Mexico City - Mexican state-owned oil company Petroleos Mexicanos said it expects crude production in 2015 to come in at an average of 2.29 million barrels per day, down from 2.43 million bpd last year, the National Hydrocarbons Commission, or CNH, said.

Natural gas production also will fall this year to 6.36 billion cubic feet per day, compared to 6.53 billion cfd in 2014, the CNH said last week, citing the Pemex Exploration and Production's Quarterly Operational Program.

Pemex produced 2.43 million bpd last year, down 3.7 percent from 2013 and 90,000 bpd lower than the initial 2014 forecast of 2.52 million bpd.

In January, Finance Secretary Luis Videgaray announced spending cuts this year equivalent to 0.7 percent of gross domestic product, including a 62-billion-peso ($4.15-billion) reduction in Pemex's budget.
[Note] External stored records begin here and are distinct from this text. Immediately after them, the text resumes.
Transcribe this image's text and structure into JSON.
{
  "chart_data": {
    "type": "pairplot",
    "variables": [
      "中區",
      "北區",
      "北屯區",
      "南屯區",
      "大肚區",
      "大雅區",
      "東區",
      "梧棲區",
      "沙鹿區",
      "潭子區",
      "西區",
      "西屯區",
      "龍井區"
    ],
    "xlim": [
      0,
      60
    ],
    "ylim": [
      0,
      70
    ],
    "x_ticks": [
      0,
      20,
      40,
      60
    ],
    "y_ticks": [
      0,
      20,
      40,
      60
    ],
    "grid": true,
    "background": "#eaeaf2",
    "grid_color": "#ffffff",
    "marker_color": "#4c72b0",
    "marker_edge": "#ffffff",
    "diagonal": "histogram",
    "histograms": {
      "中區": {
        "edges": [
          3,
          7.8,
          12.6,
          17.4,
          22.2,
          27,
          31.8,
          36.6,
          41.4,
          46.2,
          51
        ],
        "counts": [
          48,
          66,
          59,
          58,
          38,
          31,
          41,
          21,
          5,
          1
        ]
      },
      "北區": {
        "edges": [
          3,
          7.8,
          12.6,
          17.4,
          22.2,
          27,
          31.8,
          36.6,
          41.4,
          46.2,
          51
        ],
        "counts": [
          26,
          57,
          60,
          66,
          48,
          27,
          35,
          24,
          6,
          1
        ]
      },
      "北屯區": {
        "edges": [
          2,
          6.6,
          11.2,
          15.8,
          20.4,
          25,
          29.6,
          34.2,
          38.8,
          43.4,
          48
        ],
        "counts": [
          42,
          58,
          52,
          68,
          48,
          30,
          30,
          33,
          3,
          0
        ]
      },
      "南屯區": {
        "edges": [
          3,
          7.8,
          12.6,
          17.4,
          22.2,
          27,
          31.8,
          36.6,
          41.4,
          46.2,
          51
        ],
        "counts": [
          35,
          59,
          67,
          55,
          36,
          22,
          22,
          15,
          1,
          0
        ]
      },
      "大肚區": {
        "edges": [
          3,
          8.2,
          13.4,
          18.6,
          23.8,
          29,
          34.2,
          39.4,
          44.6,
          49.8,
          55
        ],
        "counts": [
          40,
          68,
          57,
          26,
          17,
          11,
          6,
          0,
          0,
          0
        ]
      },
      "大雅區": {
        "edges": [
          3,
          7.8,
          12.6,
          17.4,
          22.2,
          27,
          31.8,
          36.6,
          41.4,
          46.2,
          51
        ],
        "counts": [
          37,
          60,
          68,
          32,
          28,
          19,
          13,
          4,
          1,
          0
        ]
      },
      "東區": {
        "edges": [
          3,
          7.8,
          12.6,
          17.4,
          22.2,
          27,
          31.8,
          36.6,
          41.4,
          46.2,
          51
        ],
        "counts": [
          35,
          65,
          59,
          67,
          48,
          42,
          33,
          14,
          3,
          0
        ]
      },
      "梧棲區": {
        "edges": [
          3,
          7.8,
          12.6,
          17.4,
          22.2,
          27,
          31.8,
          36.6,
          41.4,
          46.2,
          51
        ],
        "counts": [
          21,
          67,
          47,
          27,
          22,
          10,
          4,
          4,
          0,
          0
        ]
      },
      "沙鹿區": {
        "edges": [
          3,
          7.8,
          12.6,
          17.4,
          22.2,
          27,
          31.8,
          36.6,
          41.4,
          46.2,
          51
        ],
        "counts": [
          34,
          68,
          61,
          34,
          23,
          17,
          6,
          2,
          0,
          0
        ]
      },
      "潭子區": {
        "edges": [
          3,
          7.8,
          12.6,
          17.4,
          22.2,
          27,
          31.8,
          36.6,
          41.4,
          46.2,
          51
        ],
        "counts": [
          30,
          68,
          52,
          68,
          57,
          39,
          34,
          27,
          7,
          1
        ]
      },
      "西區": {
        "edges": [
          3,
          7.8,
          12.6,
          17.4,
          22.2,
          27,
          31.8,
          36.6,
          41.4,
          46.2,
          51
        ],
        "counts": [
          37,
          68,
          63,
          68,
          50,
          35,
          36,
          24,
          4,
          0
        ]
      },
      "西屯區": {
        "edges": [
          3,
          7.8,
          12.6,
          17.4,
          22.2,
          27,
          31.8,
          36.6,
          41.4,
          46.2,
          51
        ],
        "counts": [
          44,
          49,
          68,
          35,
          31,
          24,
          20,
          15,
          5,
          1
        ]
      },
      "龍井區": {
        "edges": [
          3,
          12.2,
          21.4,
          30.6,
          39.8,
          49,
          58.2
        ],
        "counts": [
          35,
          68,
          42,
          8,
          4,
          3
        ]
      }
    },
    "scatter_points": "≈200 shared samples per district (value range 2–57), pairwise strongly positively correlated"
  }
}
Mexico enacted an energy overhaul in 2014 that opened the sector to private investment for the first time since it was nationalized in 1938.

Supporters of the overhaul say the participation of major multinational energy companies under profit- and production-sharing contracts and licenses is needed to develop promising deepwater oil and gas reserves in the Gulf of Mexico and shale resources and boost sagging crude output.

Crude production has fallen by nearly 30 percent from a high of 3.38 million barrels per day in 2004 due to a sharp decline in output at offshore Cantarell, formerly Mexico's most productive field, and a lack of investment.

But the move to end Pemex's monopoly is a thorny issue in Mexico because the state-owned firm has long been a symbol of national sovereignty.

The opening of the oil sector has coincided with a sharp drop in global crude prices, which makes investment in the energy sector less attractive, and the depreciation of the peso relative to the U.S. dollar.